La cenere caduta al tavolino del caffè,
incantati su balaustre di legno,
incapaci di piantare grane
o di stare in equilibrio persino sulla bici,
si sta sul grido del vento e la prigione del cuore.

*
È pane rubato
il pane bruciato
uomini in fuga
braccia in alto levate
disperati quei volti
è carne umana
in brandelli
che colpa hanno i bimbi
chi armò quelle mani
miseria è rimasta
dei campi di grano…

(agosto 2014)

*
Ormai
il tempo della poesia
è un abito dismesso
appeso
penzoloni
al gancio su in soffitta.
È un rivolo il cuore
smarrito
come, in lontananza,
all’offesa del primo amore.
È fuggita la poesia,
ingoiata nel caos di ritorno.
Il mondo è matto.
Ed io mi sono persa.

(agosto 2014)

Agostina Spagnuolo (Capriglia Irpina AV, 1951).
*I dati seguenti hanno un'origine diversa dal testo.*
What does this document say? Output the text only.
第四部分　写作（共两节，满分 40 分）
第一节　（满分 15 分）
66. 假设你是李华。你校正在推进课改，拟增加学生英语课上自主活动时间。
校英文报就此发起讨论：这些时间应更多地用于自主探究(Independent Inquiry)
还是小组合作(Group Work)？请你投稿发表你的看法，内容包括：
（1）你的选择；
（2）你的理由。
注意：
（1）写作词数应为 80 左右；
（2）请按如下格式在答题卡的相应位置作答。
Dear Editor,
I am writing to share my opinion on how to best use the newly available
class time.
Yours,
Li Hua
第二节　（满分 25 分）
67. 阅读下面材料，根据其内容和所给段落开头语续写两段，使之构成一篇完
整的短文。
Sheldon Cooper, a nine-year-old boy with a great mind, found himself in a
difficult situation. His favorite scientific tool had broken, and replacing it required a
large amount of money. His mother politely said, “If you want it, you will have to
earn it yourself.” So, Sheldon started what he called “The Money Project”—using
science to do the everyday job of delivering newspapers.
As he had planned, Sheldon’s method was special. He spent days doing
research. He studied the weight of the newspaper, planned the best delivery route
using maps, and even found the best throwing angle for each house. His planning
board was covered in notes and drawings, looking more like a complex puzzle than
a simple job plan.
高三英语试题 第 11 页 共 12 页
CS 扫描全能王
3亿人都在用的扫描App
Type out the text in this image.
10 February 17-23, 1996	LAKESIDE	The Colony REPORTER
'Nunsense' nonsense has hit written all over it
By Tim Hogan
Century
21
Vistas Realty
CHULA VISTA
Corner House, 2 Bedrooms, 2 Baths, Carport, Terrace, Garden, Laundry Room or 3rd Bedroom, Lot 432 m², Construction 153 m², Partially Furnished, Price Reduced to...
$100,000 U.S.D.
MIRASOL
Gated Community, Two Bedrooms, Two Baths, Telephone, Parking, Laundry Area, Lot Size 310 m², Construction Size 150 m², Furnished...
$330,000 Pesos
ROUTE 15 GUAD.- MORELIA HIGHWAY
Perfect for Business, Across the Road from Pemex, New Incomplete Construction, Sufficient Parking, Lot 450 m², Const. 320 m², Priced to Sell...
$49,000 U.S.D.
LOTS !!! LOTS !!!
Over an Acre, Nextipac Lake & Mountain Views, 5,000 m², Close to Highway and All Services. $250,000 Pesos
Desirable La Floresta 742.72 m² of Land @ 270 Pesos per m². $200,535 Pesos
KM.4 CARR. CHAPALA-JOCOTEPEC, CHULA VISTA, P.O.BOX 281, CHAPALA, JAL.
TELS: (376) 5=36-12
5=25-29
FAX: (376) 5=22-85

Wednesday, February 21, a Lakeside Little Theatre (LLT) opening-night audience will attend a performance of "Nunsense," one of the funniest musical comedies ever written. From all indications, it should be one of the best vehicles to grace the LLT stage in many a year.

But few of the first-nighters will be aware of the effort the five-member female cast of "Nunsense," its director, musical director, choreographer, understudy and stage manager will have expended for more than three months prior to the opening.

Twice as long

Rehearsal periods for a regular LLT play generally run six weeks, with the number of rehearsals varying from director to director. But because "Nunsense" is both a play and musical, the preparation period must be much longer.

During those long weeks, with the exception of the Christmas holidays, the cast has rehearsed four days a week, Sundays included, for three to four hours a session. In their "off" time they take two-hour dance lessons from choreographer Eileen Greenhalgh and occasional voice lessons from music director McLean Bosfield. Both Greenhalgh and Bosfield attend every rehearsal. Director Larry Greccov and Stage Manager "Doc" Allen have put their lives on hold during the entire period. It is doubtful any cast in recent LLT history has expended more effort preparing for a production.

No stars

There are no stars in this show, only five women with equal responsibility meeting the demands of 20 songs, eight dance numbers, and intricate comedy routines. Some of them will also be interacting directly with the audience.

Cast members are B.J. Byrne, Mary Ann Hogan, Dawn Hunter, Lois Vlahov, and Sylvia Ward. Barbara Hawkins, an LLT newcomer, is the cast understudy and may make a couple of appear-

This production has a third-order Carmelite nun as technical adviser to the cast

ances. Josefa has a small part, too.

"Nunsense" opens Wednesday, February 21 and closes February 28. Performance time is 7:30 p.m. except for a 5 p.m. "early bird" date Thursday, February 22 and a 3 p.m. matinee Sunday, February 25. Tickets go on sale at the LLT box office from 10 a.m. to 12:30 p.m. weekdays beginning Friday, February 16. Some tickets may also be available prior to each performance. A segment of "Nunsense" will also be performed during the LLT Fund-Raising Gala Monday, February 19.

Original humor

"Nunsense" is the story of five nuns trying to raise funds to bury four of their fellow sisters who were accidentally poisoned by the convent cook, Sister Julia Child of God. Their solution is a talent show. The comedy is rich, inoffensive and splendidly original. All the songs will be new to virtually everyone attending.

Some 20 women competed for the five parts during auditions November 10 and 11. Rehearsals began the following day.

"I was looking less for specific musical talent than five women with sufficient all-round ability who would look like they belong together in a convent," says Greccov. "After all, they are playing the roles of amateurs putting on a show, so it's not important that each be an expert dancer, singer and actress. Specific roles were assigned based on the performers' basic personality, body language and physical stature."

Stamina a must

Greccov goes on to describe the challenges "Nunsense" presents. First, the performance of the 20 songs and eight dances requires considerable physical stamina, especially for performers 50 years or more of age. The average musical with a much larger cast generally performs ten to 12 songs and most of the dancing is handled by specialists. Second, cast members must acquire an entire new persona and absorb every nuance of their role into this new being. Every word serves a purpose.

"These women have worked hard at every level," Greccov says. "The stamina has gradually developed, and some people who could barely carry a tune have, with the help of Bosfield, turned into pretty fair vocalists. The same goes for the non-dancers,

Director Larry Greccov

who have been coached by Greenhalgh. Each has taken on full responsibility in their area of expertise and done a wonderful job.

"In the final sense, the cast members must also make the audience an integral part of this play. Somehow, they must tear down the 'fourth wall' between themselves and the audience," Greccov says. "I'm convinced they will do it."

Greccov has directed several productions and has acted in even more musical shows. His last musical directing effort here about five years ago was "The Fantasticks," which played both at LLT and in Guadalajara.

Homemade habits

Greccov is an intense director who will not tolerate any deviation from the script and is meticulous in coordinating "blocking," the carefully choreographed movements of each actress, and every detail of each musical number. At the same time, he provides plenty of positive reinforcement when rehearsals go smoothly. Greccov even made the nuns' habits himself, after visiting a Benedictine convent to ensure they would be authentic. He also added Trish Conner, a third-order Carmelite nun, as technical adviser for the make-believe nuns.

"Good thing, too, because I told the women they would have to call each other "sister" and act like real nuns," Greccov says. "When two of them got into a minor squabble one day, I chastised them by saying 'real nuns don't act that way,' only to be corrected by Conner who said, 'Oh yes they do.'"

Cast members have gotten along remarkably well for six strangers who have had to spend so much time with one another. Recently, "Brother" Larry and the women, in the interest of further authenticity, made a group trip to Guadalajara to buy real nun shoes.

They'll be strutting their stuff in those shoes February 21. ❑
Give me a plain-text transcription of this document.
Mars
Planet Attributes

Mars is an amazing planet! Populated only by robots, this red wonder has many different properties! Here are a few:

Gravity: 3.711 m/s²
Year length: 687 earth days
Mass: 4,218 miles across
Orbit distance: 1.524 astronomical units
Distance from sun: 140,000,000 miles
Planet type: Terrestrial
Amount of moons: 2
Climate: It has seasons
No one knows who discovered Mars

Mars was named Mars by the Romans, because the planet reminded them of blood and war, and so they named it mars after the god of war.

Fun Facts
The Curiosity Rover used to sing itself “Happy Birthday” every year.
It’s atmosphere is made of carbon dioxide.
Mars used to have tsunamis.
Laureata in Scienze Biologiche, ha insegnato in scuole medie e superiori della provincia di Avellino. Ha pubblicato la silloge poetica Volevo guardare il mare (2009), il racconto antropologico Di cenere e di pane, un viaggio nella civiltà contadina da Capriglia Irpina a Guardia Lombardi (Premio Speciale della Giuria di Calabria e Basilicata “Il musagete”, 2012). Ha aderito alle raccolte antologiche Rassegna di poeti campani (2009) e Attraverso la città (2011) della casa editrice Scuderi. È presente in numerose antologie legate a premi e rassegne letterarie. Si ricordano, tra le altre: Quaderni di Lìnfera, EPC 2009, Fili di Parole, Perrone, 2010; La polvere e la luna, Delta 3, 2010; Pietre vive 2, Delta 3, 2012; Terra di pane, acqua e amore, Delta 3, 2013; Tra terra e cielo, Il Giglio di Flumeri, Delta 3, 2013; Le radici del linguaggio subalterno, Il Papavero edizioni 2012 e 2013;  Il Federiciano 2013. Premiata in numerosi concorsi letterari, l’opera poetica dell’autrice è recensita in Storia della poesia irpina 2 (a cura di Paolo Saggese), ediz.Delta3, Grottaminarda 2013; in Gradiva, Rivista internazionale di poesia, n.37/38, anno 2010. È in via di pubblicazione il saggio storico Capriglia Irpina, appunti si storia di vita quotidiana dalle origini ai nostri giorni.
L’autrice presta la sua opera di volontariato, in qualità di docente, presso l’Università del tempo libero di Avellino. Collabora con la rivista «Narrazioni Onlus».